Ministerium gibt bekannt: Großer Betrug bei bekannter Käsemarke aufgedeckt!
Das Ministerium für Land- und Forstwirtschaft hat Lebensmittelprodukte offengelegt, die gesundheitsgefährdend sein könnten. Bei der „vollfett“ Weißkäsesorte von Eker wurde ein Etikettenschwindel aufgedeckt.
Das Ministerium für Land- und Forstwirtschaft hat in seiner aktualisierten Liste der nachgeahmten und verfälschten Produkte bekannt gegeben, dass die Inhaltsstoffe bestimmter Lebensmittel nicht den gesetzlichen Vorschriften entsprechen.

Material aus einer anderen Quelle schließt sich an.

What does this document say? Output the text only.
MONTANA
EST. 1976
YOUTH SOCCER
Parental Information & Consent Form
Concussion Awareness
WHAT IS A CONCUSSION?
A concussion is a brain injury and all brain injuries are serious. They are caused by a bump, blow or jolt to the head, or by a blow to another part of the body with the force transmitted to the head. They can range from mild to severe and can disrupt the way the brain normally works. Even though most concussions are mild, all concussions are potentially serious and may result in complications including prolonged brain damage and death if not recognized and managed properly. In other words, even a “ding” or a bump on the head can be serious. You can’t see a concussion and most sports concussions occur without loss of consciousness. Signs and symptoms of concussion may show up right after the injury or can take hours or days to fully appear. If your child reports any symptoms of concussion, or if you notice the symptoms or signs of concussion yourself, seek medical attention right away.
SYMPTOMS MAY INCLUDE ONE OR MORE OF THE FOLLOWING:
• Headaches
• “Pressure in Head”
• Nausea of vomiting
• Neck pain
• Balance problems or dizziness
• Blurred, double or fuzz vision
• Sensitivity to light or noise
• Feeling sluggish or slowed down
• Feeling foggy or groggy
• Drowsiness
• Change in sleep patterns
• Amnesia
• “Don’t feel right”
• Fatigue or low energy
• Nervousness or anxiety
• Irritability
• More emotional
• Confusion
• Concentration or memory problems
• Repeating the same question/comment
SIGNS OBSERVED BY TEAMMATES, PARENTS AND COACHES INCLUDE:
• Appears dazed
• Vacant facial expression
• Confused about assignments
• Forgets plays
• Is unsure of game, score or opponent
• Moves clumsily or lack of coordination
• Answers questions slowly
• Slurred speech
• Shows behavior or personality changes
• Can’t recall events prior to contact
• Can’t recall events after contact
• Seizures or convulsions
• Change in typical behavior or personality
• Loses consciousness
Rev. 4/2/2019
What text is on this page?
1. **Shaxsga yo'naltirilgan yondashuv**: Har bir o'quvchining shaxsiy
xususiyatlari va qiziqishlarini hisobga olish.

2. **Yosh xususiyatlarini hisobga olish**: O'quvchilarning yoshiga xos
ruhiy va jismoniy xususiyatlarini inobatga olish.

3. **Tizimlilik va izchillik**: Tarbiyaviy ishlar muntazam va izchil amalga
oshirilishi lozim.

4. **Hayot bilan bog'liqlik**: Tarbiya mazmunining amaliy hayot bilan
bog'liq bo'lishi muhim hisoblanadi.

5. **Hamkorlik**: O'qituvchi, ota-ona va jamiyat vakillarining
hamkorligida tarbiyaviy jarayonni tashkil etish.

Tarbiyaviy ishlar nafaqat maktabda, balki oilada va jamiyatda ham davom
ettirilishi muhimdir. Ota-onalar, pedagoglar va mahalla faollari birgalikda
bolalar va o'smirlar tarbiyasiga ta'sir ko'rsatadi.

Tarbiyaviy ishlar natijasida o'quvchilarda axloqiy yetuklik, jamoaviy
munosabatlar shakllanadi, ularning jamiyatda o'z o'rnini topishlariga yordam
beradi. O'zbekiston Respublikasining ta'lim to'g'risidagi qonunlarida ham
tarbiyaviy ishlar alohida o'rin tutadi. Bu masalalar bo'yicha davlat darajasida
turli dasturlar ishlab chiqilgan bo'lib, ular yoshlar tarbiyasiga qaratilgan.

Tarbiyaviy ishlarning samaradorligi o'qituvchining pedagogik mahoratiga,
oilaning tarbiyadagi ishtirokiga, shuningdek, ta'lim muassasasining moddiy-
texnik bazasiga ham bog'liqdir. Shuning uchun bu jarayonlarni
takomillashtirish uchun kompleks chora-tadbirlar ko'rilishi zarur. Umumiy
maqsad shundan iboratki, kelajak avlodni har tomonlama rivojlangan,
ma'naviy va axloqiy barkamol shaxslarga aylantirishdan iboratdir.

Das Ministerium hat Produkte, die die öffentliche Gesundheit gefährden könnten, sorgfältig geprüft und diejenigen öffentlich gemacht, deren Inhaltsstoffe nicht mit den Angaben auf dem Etikett übereinstimmen. Zu den Unternehmen, die auf dieser Liste stehen, gehört auch Eker Süt Ürünleri.
EKER SÜT ÜRÜNLERİ MIT „VOLLFETT“-KÄSE ÜBERFÜHRT
Bei einer Untersuchung durch das Ministerium für Land- und Forstwirtschaft wurde bei dem im Bezirk Mustafakemalpaşa in Bursa hergestellten Produkt „Eker Tam Yağlı Beyaz Peynir (1000 g)“ (Eker Vollfett-Weißkäse) ein schwerwiegender Verstoß festgestellt.
Trotz der Kennzeichnung als „Vollfett“ auf dem Produkt zeigten die Analysen, dass der Fettgehalt unter den gesetzlichen Grenzwerten lag. Aufgrund dieser fehlerhaften Etikettierung und Zusammensetzung nahm das Ministerium Eker in die Liste der Produkte auf, bei denen Nachahmungen oder Verfälschungen festgestellt wurden.
Bei den Kontrollen des Ministeriums wurden nicht nur die Fettgehalte, sondern auch die Herstellungstechniken der Produkte genau unter die Lupe genommen.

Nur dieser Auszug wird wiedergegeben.